Julia has travelled to Marrakesh, Paris and many other locations for negotiations, which usually run over a two week period. She sometimes works 16 hour days with international counterparts to reach agreement. ‘It’s a very complex environment’, Julia says. ‘It spans very detailed technical work, but it sits within this complex political and strategic environment.’ She describes a negotiation as a ‘weird combination of being incredibly interesting at the strategic and policy level but also incredibly incremental’.
Julia says Australians are known for their particular style during negotiations. ‘We are known for high quality preparedness and technical know-how and for being a pragmatic middle-road party, able to bridge differences between countries whose stances are further apart. We’re known for our brevity—able to come up with ‘that phrase’ just that short, beautiful use of words’. These words count. They help countries with different perspectives and interests find common ground. They guide effective action on climate change including helping the world shift to a lower-emissions growth model.

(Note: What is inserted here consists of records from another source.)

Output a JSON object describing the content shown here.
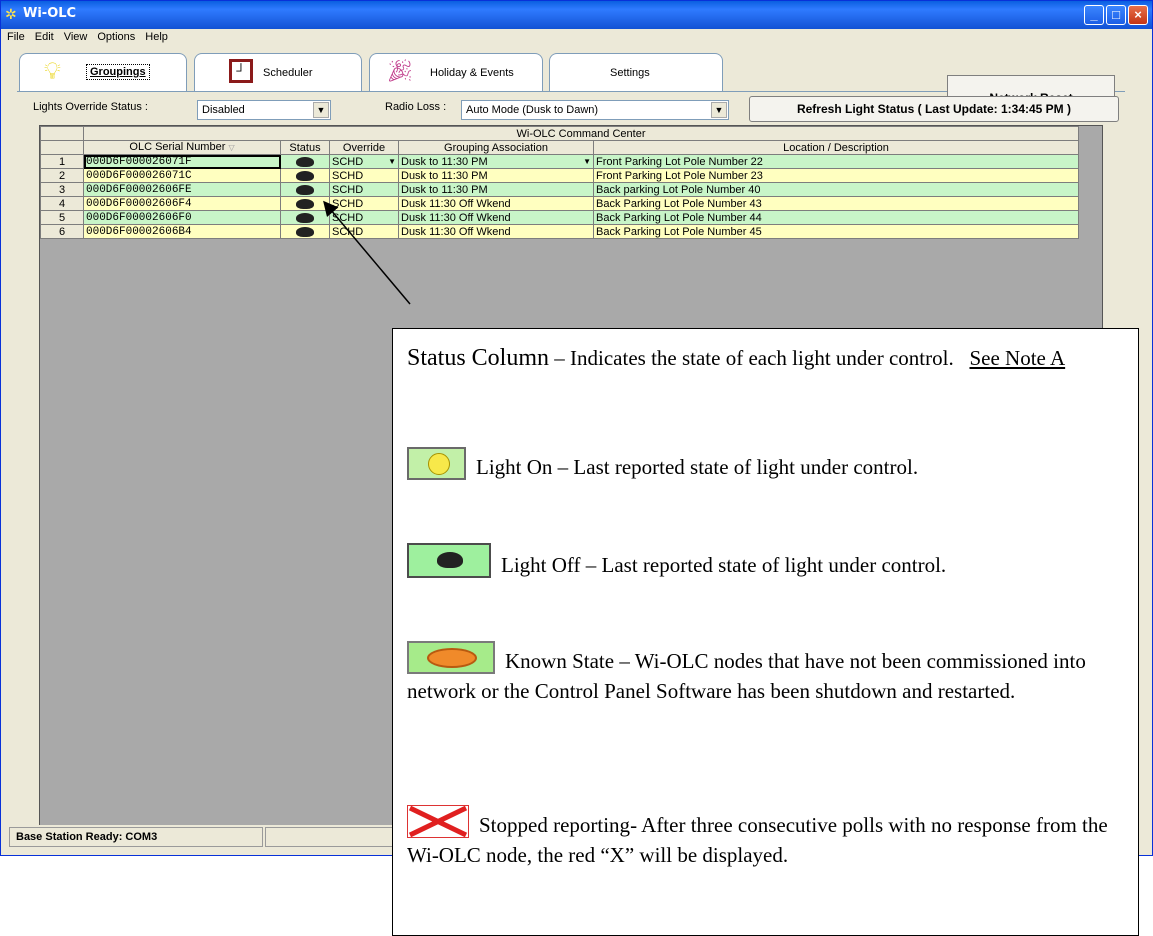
{
  "window": {
    "title": "Wi-OLC",
    "controls": {
      "minimize": "_",
      "maximize": "□",
      "close": "×"
    }
  },
  "menu": [
    "File",
    "Edit",
    "View",
    "Options",
    "Help"
  ],
  "tabs": [
    {
      "label": "Groupings",
      "icon": "lightbulb-icon",
      "active": true
    },
    {
      "label": "Scheduler",
      "icon": "clock-icon"
    },
    {
      "label": "Holiday & Events",
      "icon": "party-icon"
    },
    {
      "label": "Settings"
    }
  ],
  "network_reset_label": "Network Reset",
  "controls": {
    "lights_override_label": "Lights Override Status :",
    "lights_override_value": "Disabled",
    "radio_loss_label": "Radio Loss :",
    "radio_loss_value": "Auto Mode (Dusk to Dawn)",
    "refresh_label": "Refresh Light Status ( Last Update: 1:34:45 PM )"
  },
  "grid": {
    "title": "Wi-OLC Command Center",
    "columns": [
      "OLC Serial Number",
      "Status",
      "Override",
      "Grouping Association",
      "Location / Description"
    ],
    "rows": [
      {
        "n": "1",
        "serial": "000D6F000026071F",
        "override": "SCHD",
        "grouping": "Dusk to 11:30 PM",
        "location": "Front Parking Lot Pole Number 22",
        "color": "green"
      },
      {
        "n": "2",
        "serial": "000D6F000026071C",
        "override": "SCHD",
        "grouping": "Dusk to 11:30 PM",
        "location": "Front Parking Lot Pole Number 23",
        "color": "yellow"
      },
      {
        "n": "3",
        "serial": "000D6F00002606FE",
        "override": "SCHD",
        "grouping": "Dusk to 11:30 PM",
        "location": "Back parking Lot Pole Number 40",
        "color": "green"
      },
      {
        "n": "4",
        "serial": "000D6F00002606F4",
        "override": "SCHD",
        "grouping": "Dusk 11:30 Off Wkend",
        "location": "Back Parking Lot Pole Number 43",
        "color": "yellow"
      },
      {
        "n": "5",
        "serial": "000D6F00002606F0",
        "override": "SCHD",
        "grouping": "Dusk 11:30 Off Wkend",
        "location": "Back Parking Lot Pole Number 44",
        "color": "green"
      },
      {
        "n": "6",
        "serial": "000D6F00002606B4",
        "override": "SCHD",
        "grouping": "Dusk 11:30 Off Wkend",
        "location": "Back Parking Lot Pole Number 45",
        "color": "yellow"
      }
    ]
  },
  "statusbar": {
    "text": "Base Station Ready: COM3"
  },
  "callout": {
    "heading_title": "Status Column",
    "heading_text": " – Indicates the state of each light under control.",
    "note_link": "See Note A",
    "items": [
      {
        "icon": "light-on-icon",
        "title": "Light On",
        "text": " – Last reported state of light under control."
      },
      {
        "icon": "light-off-icon",
        "title": "Light Off",
        "text": " – Last reported state of light under control."
      },
      {
        "icon": "known-state-icon",
        "title": "Known State",
        "text": " – Wi-OLC nodes that have not been commissioned into network or the Control Panel Software has been shutdown and restarted."
      },
      {
        "icon": "stopped-reporting-icon",
        "title": "Stopped reporting",
        "text": "- After three consecutive polls with no response from the Wi-OLC node, the red “X” will be displayed."
      }
    ]
  },
  "colors": {
    "row_green": "#c8f5c8",
    "row_yellow": "#ffffc0",
    "titlebar": "#1f63e6",
    "stopped_x": "#e02020"
  }
}
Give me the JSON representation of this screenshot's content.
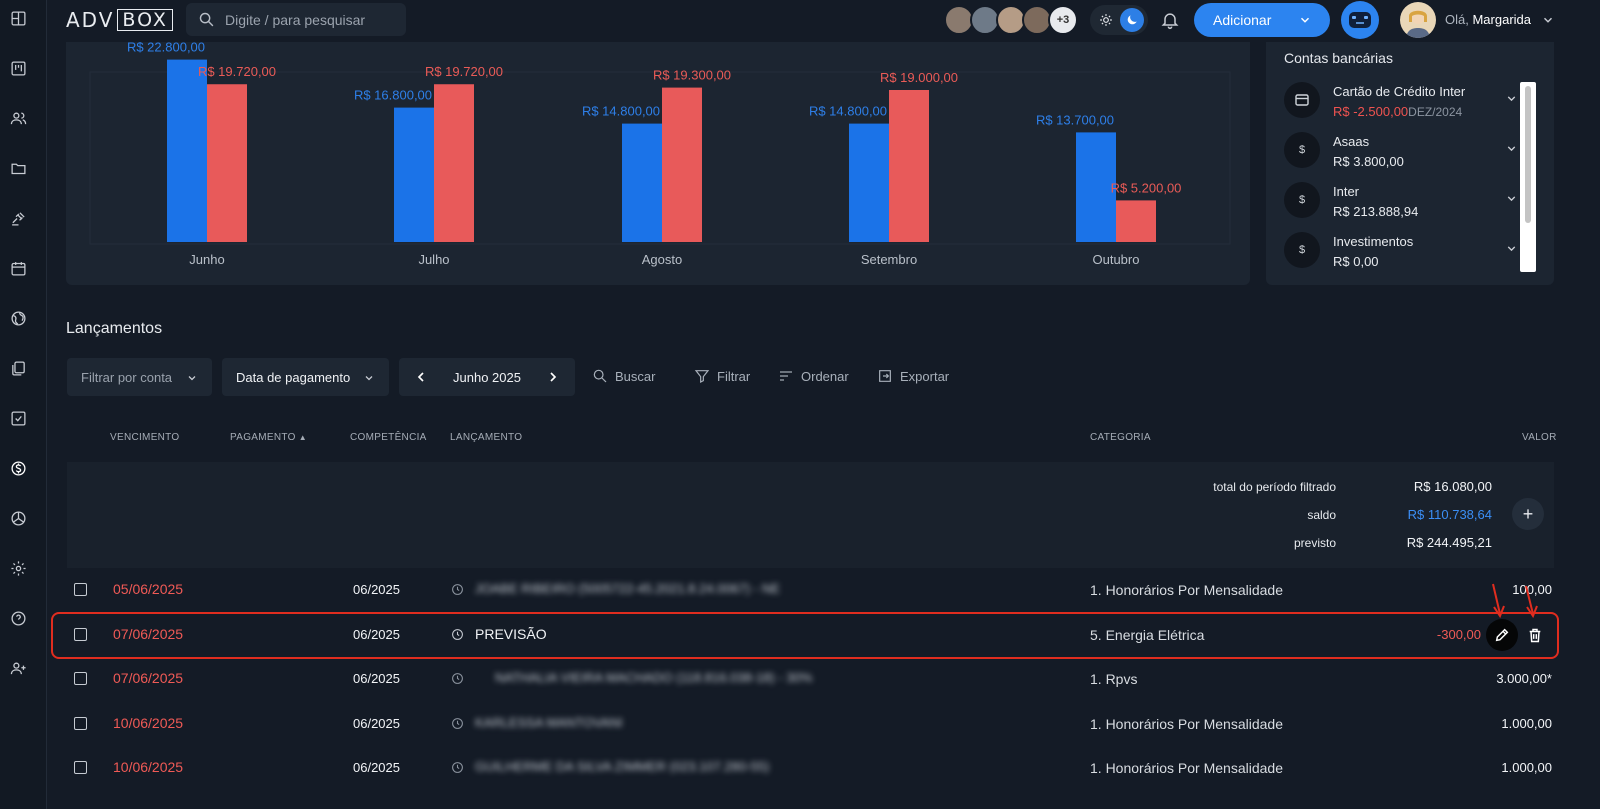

A highlight for Julia was the Paris Agreement negotiations in 2015. ‘We literally had US Secretary of State John Kerry on the phone to Obama. Landing the Paris Agreement was just such an amazing moment. I was just a tiny cog in the massive machinery that put that thing together, but to watch it get gavelled through, that was just incredible.'
For Julia, it’s satisfying and vital work. ‘I feel really strongly about the issue that I work on. At the same time, I get to work with a huge range of interesting, dedicated people, while trying to come up with a solution that works for over 190 countries spanning a broad range of issues.’